Al tempo dell’alpha avevo scritto una piccola guida per installarlo, quindi ora scrivo qualche indicazione per chi ha provato a installare la nuova versione ma ha avuto qualche difficoltà, o per chi ancora non l’ha fatto e non vuole avere problemi. Chi non l’ha mai installato ovviamente salti i passaggi di pulitura del sistema dalla versione precedente.

HowTo

Prima di tutto chiudete tutte le applicazioni AIR che state usando. Nel mio caso in buonissimo twhirl, client per Twitter, FriendFeed, identi.ca, laconi.ca e seesmic.

Ora è necessario disinstallare (da terminale o gestore dei pacchetti poco importa) il pacchetto adobeair-enu, non è altro che l’installazione precedente.

sudo apt-get remove --purge adobeair-enu

Adesso cancellate la directory /opt/Adobe AIR (ovviamente servono i diritti di amministrazione):

sudo rm -rf /opt/Adobe\ AIR

Scaricate la nuova versione dal sito ufficiale Adobe Labs.

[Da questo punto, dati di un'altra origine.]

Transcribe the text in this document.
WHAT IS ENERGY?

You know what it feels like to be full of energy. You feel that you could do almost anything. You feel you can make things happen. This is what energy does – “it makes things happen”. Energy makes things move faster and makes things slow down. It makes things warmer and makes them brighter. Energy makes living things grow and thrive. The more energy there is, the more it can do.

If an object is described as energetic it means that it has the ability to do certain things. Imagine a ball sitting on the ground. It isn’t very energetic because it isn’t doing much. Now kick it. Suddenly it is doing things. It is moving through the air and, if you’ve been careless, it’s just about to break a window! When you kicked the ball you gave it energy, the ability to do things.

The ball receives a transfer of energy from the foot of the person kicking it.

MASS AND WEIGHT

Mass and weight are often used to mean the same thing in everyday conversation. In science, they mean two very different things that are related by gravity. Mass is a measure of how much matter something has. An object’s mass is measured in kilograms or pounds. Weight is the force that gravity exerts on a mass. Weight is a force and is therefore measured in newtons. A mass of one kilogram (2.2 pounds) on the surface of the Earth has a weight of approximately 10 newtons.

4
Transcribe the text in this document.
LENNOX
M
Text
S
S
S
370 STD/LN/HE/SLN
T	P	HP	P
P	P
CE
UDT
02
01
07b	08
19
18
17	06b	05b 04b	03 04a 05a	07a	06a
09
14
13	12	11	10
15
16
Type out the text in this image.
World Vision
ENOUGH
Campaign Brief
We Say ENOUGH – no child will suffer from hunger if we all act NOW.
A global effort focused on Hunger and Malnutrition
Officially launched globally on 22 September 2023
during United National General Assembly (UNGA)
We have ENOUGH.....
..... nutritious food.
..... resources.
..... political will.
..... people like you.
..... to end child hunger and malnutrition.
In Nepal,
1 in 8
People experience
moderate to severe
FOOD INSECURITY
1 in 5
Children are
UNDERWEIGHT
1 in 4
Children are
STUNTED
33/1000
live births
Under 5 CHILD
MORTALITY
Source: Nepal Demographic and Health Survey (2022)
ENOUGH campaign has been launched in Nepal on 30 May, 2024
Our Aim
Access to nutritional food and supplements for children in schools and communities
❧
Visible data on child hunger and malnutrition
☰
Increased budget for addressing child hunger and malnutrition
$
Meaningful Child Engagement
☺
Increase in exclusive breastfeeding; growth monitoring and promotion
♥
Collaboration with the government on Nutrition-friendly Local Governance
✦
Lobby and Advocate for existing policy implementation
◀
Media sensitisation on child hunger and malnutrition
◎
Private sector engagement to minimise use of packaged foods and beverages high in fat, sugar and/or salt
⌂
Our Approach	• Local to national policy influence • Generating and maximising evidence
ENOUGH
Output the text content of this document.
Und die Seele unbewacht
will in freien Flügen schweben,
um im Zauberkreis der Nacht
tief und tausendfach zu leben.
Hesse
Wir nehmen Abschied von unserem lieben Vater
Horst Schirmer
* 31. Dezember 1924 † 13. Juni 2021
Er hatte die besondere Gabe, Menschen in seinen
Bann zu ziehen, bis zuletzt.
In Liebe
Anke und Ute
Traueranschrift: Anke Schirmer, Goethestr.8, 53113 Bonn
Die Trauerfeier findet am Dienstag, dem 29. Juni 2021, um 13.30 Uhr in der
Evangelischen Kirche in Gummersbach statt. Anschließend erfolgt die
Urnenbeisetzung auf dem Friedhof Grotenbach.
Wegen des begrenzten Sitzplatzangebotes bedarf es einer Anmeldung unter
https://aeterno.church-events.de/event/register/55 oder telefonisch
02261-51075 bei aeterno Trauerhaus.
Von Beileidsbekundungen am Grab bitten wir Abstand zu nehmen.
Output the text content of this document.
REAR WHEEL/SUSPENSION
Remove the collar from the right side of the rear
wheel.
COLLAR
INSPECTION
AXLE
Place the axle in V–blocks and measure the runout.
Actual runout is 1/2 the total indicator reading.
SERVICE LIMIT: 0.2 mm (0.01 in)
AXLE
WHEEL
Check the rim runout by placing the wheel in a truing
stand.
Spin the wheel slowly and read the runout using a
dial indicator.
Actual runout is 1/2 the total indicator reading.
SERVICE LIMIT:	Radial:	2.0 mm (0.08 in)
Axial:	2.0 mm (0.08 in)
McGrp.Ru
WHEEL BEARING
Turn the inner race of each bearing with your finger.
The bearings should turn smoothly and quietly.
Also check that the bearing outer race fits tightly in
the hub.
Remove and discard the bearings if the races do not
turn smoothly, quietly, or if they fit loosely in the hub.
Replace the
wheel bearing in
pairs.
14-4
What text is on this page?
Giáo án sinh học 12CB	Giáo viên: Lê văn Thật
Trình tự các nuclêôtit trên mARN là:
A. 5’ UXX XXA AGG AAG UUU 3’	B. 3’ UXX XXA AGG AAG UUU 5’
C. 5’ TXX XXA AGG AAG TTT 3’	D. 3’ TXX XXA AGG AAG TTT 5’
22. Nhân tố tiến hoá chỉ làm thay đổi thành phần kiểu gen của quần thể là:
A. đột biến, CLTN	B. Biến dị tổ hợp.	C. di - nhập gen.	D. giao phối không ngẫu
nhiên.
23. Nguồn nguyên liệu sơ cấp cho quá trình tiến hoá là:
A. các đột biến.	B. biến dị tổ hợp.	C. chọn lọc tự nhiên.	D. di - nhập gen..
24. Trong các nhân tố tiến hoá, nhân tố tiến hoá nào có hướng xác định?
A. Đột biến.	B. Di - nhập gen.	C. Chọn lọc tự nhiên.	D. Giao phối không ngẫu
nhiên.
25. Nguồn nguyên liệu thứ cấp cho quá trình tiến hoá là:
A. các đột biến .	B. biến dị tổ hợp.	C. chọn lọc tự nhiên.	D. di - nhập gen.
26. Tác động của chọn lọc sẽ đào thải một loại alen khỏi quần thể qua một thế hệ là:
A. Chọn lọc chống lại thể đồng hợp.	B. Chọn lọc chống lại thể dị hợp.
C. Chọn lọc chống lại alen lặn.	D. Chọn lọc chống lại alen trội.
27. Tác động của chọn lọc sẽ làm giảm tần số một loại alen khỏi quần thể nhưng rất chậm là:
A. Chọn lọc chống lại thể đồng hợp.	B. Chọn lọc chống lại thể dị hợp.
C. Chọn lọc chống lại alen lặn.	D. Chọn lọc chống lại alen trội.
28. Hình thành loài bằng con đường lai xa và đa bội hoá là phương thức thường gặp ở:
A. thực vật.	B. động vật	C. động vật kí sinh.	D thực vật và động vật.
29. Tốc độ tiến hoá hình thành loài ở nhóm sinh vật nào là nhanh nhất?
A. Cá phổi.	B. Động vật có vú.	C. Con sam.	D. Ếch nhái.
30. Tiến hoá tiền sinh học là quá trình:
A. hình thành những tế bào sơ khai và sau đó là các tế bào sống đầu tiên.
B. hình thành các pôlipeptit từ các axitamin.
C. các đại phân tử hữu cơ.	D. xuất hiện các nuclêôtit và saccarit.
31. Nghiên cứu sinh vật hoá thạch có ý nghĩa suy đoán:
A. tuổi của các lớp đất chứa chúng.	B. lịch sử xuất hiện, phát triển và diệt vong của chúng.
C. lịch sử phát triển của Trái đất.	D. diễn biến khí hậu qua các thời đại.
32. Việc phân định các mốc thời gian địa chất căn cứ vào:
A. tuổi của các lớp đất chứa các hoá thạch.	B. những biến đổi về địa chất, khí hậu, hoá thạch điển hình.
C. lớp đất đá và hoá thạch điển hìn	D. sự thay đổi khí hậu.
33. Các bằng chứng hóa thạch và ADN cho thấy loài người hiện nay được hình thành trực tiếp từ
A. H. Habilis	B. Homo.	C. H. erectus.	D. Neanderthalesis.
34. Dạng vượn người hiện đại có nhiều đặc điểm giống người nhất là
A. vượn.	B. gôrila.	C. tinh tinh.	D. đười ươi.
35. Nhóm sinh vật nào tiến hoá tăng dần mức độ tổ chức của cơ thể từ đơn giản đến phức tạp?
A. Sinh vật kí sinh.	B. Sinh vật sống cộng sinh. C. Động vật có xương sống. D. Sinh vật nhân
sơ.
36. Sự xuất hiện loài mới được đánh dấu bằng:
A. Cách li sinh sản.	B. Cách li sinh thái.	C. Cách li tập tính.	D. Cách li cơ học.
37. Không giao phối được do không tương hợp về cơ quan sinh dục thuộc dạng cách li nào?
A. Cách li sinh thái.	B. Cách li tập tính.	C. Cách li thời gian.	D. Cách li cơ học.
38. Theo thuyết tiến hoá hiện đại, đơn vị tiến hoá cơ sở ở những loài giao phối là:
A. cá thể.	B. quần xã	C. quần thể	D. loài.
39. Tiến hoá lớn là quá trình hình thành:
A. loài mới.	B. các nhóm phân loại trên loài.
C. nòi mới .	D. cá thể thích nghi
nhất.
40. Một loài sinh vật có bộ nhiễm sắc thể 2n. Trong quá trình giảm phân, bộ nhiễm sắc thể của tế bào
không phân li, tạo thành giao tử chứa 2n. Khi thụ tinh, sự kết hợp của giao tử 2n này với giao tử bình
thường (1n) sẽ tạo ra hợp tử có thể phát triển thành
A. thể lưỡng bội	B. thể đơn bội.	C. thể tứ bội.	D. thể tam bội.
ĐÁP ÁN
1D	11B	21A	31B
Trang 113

Ottenuto il file .bin bisogna renderlo eseguibile.

chmod +x adobeair_linux_b1_091508.bin

Facendo ben attenzione a non avere aperto nessun gestore dei pacchetti (perché l’installer crea dei pacchetti temporanei di installazione, in pratica sfrutta dpkg, e questo vale anche per quando installate le applicazioni AIR) lanciamo il binario:

./adobeair_linux_b1_091508.bin

Basta seguire l’interfaccia grafica e il gioco è fatto. D’ora in poi scaricando un’applicazione AIR (in pratica il file .air) un semplice doppio click ci lancerà l’installazione, con la precauzione scritta poco sopra.

Prova su strada

Ho provato l’accrocchio per poco (l’ho installato alle 3:30 stanotte, abbiate pazienza) ma ho notato subito due importantissime migliorie: ora le applicazioni ricordano le password inserite e sfruttano l’area di notifica del sistema!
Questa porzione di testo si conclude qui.